New photocatalyst enables efficient ester reduction with blue light

The sweet smell of strawberries and other fruits is due to a chemical compound called ester, which is also found in many fats and polyesters. The ubiquitous compound can be broken down to produce desirable alcohols and other chemicals for use in various industries, including pharmaceuticals and cosmetics, but the process can be costly, both financially and in terms of the environment.

Now, a team of researchers from the National Institutes of Natural Sciences (NINS) in Japan has developed a new approach that uses light as an energy source. They published their findings on June 14 in the Journal of the American Chemical Society.

In a seemingly counterintuitive move, to break down esters – or reduce them, in the chemical battle – scientists actually add electrons to the compound. The addition of electrons forces the groups that make up the ester to reduce to more basic components. The conventional ester reduction methods require an excessive amount of highly reactive and difficult to handle metal reducing agents.

Now researchers are investigating the use of sustainable photocatalysts. Photocatalysts or catalysts that activate when excited by light are known to promote an electron transfer process between the catalyst and organic compounds without using the highly reactive metal reducing agents.

Conventional photocatalysts, which use expensive and non-renewable precious metals, reduce the number of organic compounds and typically add only one electron to the compounds. This process is called single-electron transfer (SET) and must continue several times until the desired number of electrons are added to achieve the intended reduction of esters.
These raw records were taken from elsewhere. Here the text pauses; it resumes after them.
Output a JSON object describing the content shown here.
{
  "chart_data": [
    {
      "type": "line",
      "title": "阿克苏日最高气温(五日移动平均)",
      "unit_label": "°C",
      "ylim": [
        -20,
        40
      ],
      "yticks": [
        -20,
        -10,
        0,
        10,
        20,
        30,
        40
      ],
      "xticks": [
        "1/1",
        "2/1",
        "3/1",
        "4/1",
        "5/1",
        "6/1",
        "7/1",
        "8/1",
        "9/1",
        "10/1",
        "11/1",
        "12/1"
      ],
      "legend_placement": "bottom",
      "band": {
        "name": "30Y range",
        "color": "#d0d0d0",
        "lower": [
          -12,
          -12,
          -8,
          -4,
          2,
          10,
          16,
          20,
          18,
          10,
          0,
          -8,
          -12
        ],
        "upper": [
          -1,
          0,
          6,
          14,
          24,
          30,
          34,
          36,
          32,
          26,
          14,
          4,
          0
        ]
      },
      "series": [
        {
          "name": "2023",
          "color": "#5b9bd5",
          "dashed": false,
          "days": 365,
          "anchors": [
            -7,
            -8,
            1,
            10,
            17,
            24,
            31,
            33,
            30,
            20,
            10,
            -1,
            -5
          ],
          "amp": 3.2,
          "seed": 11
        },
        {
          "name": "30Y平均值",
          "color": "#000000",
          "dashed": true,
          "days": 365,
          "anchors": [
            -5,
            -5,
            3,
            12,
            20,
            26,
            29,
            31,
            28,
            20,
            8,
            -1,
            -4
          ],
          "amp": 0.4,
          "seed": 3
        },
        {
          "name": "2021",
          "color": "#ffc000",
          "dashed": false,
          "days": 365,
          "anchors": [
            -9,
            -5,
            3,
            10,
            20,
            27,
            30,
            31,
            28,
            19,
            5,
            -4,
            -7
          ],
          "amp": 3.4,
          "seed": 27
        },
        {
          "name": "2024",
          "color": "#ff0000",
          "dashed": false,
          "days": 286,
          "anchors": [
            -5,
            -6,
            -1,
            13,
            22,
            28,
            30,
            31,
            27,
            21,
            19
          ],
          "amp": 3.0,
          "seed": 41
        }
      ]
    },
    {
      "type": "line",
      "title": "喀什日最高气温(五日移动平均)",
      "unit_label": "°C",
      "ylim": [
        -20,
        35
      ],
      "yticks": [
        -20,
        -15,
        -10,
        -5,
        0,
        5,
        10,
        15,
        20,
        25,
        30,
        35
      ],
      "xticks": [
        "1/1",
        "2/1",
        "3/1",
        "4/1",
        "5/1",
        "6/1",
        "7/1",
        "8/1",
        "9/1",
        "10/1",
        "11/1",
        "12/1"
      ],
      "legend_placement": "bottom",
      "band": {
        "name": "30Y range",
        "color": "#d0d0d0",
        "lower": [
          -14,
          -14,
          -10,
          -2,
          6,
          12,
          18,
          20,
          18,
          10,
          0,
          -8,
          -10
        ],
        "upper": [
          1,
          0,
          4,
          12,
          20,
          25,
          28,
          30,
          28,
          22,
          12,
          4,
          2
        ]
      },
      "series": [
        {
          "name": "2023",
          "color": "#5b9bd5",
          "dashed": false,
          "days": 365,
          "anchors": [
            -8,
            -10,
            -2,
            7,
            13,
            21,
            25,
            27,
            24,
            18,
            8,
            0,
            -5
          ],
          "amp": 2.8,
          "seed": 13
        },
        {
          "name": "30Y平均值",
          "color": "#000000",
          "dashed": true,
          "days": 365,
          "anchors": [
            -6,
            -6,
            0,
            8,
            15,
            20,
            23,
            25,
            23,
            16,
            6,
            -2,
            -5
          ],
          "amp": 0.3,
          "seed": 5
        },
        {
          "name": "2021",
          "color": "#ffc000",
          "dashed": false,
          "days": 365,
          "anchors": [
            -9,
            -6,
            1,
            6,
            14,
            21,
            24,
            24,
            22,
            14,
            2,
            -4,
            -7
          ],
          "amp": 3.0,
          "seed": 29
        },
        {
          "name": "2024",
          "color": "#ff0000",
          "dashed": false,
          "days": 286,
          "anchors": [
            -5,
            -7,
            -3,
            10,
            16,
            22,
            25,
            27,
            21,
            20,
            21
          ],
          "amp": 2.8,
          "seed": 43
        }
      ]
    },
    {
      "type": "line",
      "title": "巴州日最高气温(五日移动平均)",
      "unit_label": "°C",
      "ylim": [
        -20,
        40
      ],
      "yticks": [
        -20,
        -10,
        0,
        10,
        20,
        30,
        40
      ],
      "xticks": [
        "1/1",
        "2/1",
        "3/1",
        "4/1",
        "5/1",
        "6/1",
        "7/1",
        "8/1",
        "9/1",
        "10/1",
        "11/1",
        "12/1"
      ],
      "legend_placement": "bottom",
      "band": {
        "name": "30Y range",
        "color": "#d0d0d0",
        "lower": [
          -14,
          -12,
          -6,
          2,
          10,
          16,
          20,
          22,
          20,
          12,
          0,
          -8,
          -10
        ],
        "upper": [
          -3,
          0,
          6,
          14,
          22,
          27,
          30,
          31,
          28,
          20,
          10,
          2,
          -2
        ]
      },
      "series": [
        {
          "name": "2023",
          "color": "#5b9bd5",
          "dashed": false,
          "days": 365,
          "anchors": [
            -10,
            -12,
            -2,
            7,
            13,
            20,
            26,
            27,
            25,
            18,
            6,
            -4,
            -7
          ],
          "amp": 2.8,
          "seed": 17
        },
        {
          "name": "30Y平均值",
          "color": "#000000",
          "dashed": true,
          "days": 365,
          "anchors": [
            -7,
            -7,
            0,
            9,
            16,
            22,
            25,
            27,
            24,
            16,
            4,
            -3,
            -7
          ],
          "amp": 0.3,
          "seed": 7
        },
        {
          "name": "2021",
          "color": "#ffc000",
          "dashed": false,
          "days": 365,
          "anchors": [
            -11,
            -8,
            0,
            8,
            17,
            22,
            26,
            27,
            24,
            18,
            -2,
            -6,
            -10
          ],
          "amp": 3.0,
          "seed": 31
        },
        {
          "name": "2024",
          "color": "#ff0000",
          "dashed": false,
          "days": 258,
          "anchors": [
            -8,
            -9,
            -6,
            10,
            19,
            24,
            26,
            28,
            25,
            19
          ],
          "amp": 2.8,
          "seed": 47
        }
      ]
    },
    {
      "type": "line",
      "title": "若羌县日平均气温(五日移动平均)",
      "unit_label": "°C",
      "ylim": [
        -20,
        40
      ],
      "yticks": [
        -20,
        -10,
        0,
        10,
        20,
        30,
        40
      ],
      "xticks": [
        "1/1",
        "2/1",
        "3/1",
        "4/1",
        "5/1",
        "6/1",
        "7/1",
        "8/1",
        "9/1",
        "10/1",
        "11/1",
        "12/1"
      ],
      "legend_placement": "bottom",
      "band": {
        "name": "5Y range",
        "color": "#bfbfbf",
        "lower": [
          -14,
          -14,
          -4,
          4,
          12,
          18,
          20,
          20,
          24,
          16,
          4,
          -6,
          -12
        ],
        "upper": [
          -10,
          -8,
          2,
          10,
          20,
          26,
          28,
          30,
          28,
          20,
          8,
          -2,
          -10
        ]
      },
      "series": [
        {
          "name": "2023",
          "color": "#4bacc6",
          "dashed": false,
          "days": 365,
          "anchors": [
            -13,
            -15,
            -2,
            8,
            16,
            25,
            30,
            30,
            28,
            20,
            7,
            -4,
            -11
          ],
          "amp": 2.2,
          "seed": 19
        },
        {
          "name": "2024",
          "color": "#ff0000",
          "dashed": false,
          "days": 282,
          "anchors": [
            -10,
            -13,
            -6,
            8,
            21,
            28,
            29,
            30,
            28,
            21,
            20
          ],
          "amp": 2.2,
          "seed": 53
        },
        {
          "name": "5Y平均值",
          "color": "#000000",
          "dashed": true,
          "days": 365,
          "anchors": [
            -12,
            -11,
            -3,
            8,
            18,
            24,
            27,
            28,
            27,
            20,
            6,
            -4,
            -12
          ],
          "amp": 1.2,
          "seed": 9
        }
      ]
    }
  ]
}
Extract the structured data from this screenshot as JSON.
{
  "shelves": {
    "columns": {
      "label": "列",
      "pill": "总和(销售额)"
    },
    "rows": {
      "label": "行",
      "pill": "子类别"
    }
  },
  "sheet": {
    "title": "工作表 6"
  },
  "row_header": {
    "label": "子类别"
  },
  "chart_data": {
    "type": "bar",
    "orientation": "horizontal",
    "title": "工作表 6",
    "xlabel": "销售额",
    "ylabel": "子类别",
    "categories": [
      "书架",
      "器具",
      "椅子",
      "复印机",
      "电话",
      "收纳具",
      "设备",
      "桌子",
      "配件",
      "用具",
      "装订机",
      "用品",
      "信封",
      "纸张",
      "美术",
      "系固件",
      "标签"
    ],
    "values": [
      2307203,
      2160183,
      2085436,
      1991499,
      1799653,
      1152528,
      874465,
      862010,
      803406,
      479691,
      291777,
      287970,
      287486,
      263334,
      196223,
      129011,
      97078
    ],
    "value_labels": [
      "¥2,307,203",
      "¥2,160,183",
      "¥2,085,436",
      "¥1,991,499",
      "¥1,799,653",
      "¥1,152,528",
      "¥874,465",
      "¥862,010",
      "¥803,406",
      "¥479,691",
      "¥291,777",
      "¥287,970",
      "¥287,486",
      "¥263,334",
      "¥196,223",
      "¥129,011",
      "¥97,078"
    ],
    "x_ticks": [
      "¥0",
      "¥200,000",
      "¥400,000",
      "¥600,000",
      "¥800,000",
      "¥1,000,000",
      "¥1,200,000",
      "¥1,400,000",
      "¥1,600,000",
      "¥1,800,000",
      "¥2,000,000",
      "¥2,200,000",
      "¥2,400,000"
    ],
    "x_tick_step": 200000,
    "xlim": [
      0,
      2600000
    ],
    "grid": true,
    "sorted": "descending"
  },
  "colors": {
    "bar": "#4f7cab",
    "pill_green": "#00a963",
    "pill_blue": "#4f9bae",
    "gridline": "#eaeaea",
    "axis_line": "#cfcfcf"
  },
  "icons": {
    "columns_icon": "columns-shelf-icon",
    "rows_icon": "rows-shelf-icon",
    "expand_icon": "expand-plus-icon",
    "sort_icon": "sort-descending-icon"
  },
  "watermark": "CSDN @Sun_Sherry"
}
“Over the past decade, photocatalytic reactions have received considerable attention as desirable methods suitable for the United Nations Sustainable Development Goals (SDGs) in the field of organic synthesis,” said co-corresponding author Shintaro Okumura, assistant professor at the Institute for Molecular Science (IMS). ) from NINS.

“Photocatalysts promote redox reactions by using visible light as an energy source in the absence of metal reductants. However, photocatalytic reactions via a multi-electron transfer process are less developed, so the photocatalytic reduction of esters to form alcohols, which requires four electrons, has remained undeveloped The photocatalytic reduction of esters to form alcohols is extremely challenging because it requires an unprecedented sequential four-way SET process, Okumura said.

To achieve this quadruple SET process, the researchers developed a new photocatalyst they called “N-BAP.” When irradiated with blue light, the photocatalyst initiates the reaction to produce a chemical group that reacts with water and a second carbon-based chemical group. With the addition of oxalate, a negatively charged molecule commonly found in nature, the reaction can add four electrons in rapid succession, resulting in the desired alcohols.

“The combination of N-BAP catalyst with oxalate as a traceless reducing agent enables the rapid succession of four-electron reduction of esters to generate carbinoanions, with subsequent protonation to give alcohols,” Okumura said.

“This work could pave the new transformation of esters and is expected to contribute to a sustainable society as a green organic synthesis fit for the SDGs.”